Thanks to symmetries this rules con be grouped into 88 classes with equivalent characteristics [12]. Another distinction can be made, grouping the ECAs according to the general behavior they display. The first step in this direction was done by Wolfram [13], that identified four classes with the following description:

A more refined analysis by Li and Packard divided the Class 2 into two different sub-classes, distinguishing between fixed point and periodic CA. Class 3 rules are defined as globally chaotic and class 4 are considered difficult to include in specific categories.

ReCA Architecture

In the first stage the input needs to be mapped into the CA system. In the literature the ReCA approach has only been tested with binary test sets, so the chosen procedure for the input data is to translate directly the input onto the first state of the CA. In the original design [1] this was done by a random permutation of the elements of the input vector in a vector of the same dimension, $\text{L}_{\text{in}}$. The reservoir was then composed of \( \text{R} \) different ECA systems, each of which had a different random mapping as encoder. The evolution was done using the combination of the \( \text{R} \) reservoirs, so that the information could flow between one and the other. This approach yielded better results than letting them evolve separately. The starting vector for the ECA system is then the combination of the \( \text{R} \) mappings of the starting input vector, making it of dimensions $\text{R} \cdot \text{L}_{\text{in}}$.

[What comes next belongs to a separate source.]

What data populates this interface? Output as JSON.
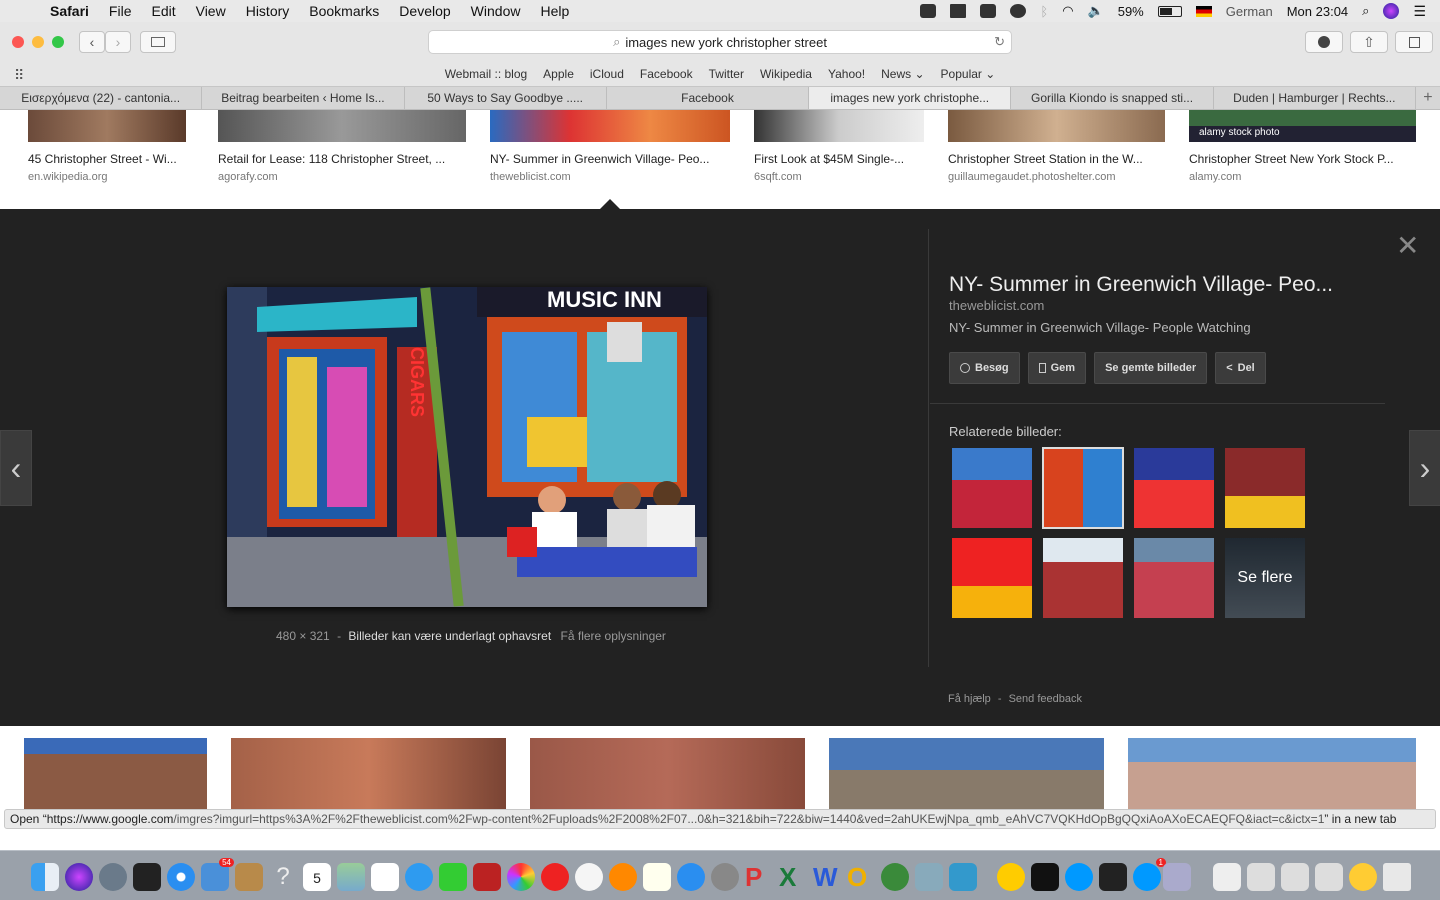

An improvement over the here discussed method, proposed in [4], is to map the input into a different sized vector $\text{L}_{\text{d}}$, with $\text{L}_{\text{d}} > \text{L}_{\text{in}}$, padded with zeros. The higher dimension of the input vector allows the CA system to evolve with more freedom. Using a number of recombinations \( \text{R} \) the input vector to the CA system will be of dimensions $\text{R} \cdot \text{L}_{\text{d}}$. At the boundaries of the CA are used periodic boundary conditions (PBC), so that the last cell is neighbor with the first one.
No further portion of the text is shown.